O muzyce - subiektywnie, osobiście, emocjonalnie.

czwartek, 5 listopada 2009

Piękna Pani Policjantka

Myślałam zawsze, że uczestnictwo w koncercie ukochanego artysty jest jakby dopełnieniem naszej miłości doń, okazją do zobaczenia na żywo ulubionego wykonawcy itd itp. W przypadku dwóch zespołów, o których chcę napisać było zupełnie inaczej. Bo najpierw był koncert, potem oszołomienie i dopiero później narodziło się uczucie.
Joan As Policewoman. A może po prostu Joan. Trafiłam na jej koncert przypadkowo, nie mając pojęcia kim jest, jaką muzykę wykonuje. Było to w pewien gorący, czerwcowy wieczór, podczas Festiwalu Teatralnego Malta. W zasadzie już po pierwszej piosence serce zabiło mi szybciej. Pani Joan miała na sobie błyszczącą sukienkę, na głowie burzę włosów, na ustach czerwoną szminkę, a usta przykuwające, prawie ciągle w szerokim uśmiechu. Pani Joan miała bardzo amerykański akcent, była bardzo specyficzna, ale tak piękna, że nie mogłam oderwać od niej oczu. Pani Joan każdym ruchem, gestem i słowem, czy to mówionym czy śpiewanym, pokazywała jak bardzo rządzi na scenie, jak może z nami, widownią,  igrać. Wielka osobowość  i absolutny talent. Uwiódł mnie jej głos, jakiś taki ciągnący się , trochę niedbały, ale głęboki i bardzo emocjonalny.

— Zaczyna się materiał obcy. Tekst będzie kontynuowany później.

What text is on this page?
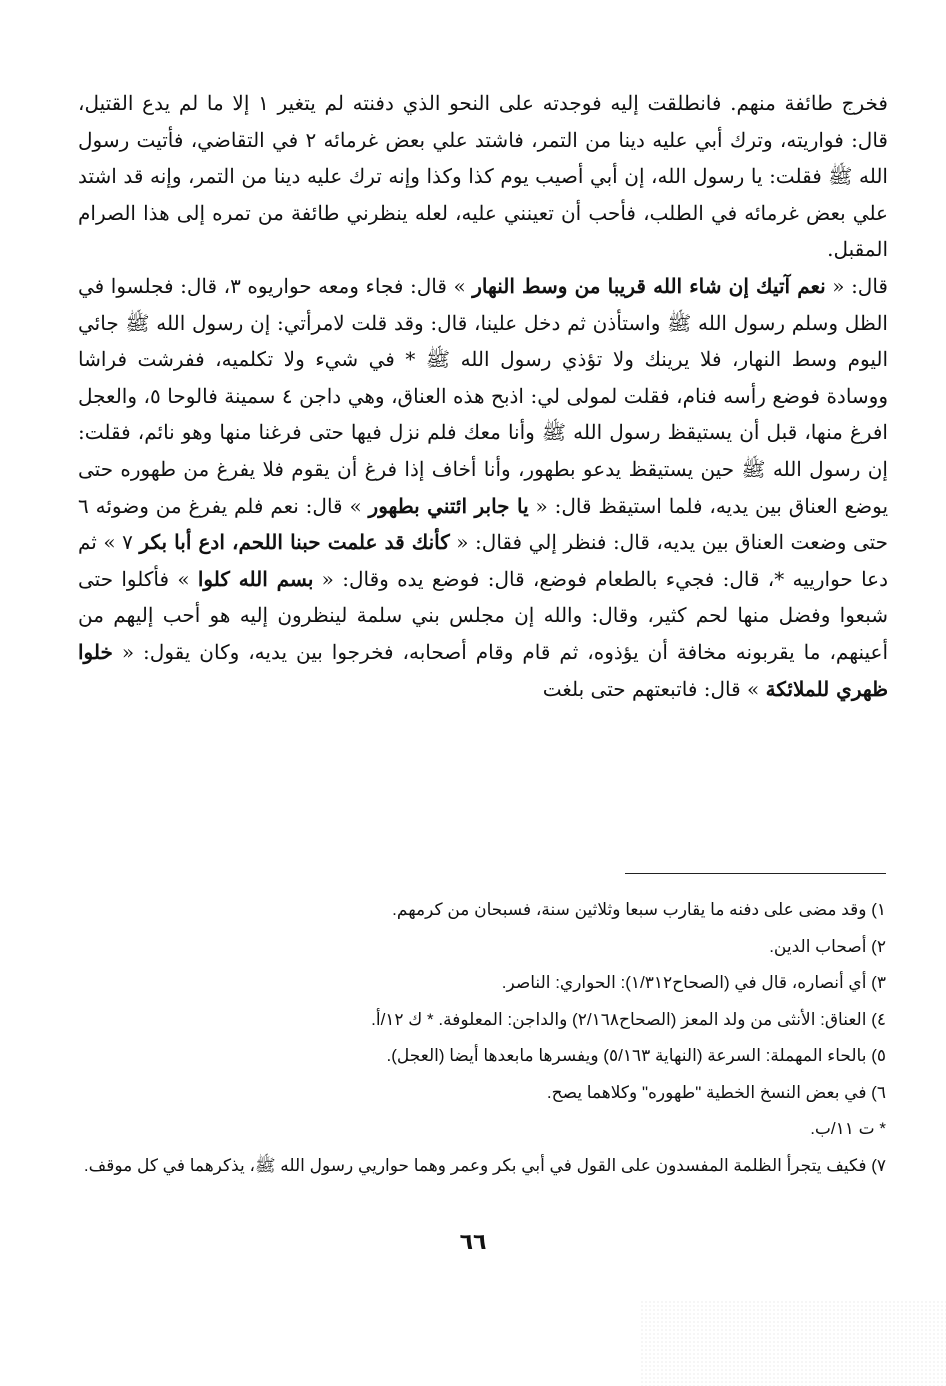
فخرج طائفة منهم. فانطلقت إليه فوجدته على النحو الذي دفنته لم يتغير ١ إلا ما لم يدع القتيل، قال: فواريته، وترك أبي عليه دينا من التمر، فاشتد علي بعض غرمائه ٢ في التقاضي، فأتيت رسول الله ﷺ فقلت: يا رسول الله، إن أبي أصيب يوم كذا وكذا وإنه ترك عليه دينا من التمر، وإنه قد اشتد علي بعض غرمائه في الطلب، فأحب أن تعينني عليه، لعله ينظرني طائفة من تمره إلى هذا الصرام المقبل.

قال: « نعم آتيك إن شاء الله قريبا من وسط النهار » قال: فجاء ومعه حواريوه ٣، قال: فجلسوا في الظل وسلم رسول الله ﷺ واستأذن ثم دخل علينا، قال: وقد قلت لامرأتي: إن رسول الله ﷺ جائي اليوم وسط النهار، فلا يرينك ولا تؤذي رسول الله ﷺ * في شيء ولا تكلميه، ففرشت فراشا ووسادة فوضع رأسه فنام، فقلت لمولى لي: اذبح هذه العناق، وهي داجن ٤ سمينة فالوحا ٥، والعجل افرغ منها، قبل أن يستيقظ رسول الله ﷺ وأنا معك فلم نزل فيها حتى فرغنا منها وهو نائم، فقلت: إن رسول الله ﷺ حين يستيقظ يدعو بطهور، وأنا أخاف إذا فرغ أن يقوم فلا يفرغ من طهوره حتى يوضع العناق بين يديه، فلما استيقظ قال: « يا جابر ائتني بطهور » قال: نعم فلم يفرغ من وضوئه ٦ حتى وضعت العناق بين يديه، قال: فنظر إلي فقال: « كأنك قد علمت حبنا اللحم، ادع أبا بكر ٧ » ثم دعا حوارييه *، قال: فجيء بالطعام فوضع، قال: فوضع يده وقال: « بسم الله كلوا » فأكلوا حتى شبعوا وفضل منها لحم كثير، وقال: والله إن مجلس بني سلمة لينظرون إليه هو أحب إليهم من أعينهم، ما يقربونه مخافة أن يؤذوه، ثم قام وقام أصحابه، فخرجوا بين يديه، وكان يقول: « خلوا ظهري للملائكة » قال: فاتبعتهم حتى بلغت

١) وقد مضى على دفنه ما يقارب سبعا وثلاثين سنة، فسبحان من كرمهم.

٢) أصحاب الدين.

٣) أي أنصاره، قال في (الصحاح١/٣١٢): الحواري: الناصر.

٤) العناق: الأنثى من ولد المعز (الصحاح٢/١٦٨) والداجن: المعلوفة. * ك ١٢/أ.

٥) بالحاء المهملة: السرعة (النهاية ٥/١٦٣) ويفسرها مابعدها أيضا (العجل).

٦) في بعض النسخ الخطية "طهوره" وكلاهما يصح.

* ت ١١/ب.

٧) فكيف يتجرأ الظلمة المفسدون على القول في أبي بكر وعمر وهما حواريي رسول الله ﷺ، يذكرهما في كل موقف.

٦٦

Pani Joan sprawiła, że później, już w domu szukałam jej piosenek i okazało się, że wszystkie są piękne, że wszystkie je, już lubię.

Joan można też kojarzyć z duetu z Antony And The Johnsons czy Rufusem Wainwrightem. Dla mnie jednak największym szokiem było kiedy wyczytałam, że Joan była kochanką...Jeffa Buckle'ya! I to dla niego właśnie napisała piosenkę "Eternal Flame"...(która to piosenka dla mnie również jest bardzo osobista, bowiem tak pięknie mi się miłość do Joan nałożyła z inną miłością...:))

Cóż. Chyba mogłabym o teJ Pani pisać jeszcze wiele. A może lepiej jej po prostu posłuchać. I popatrzeć.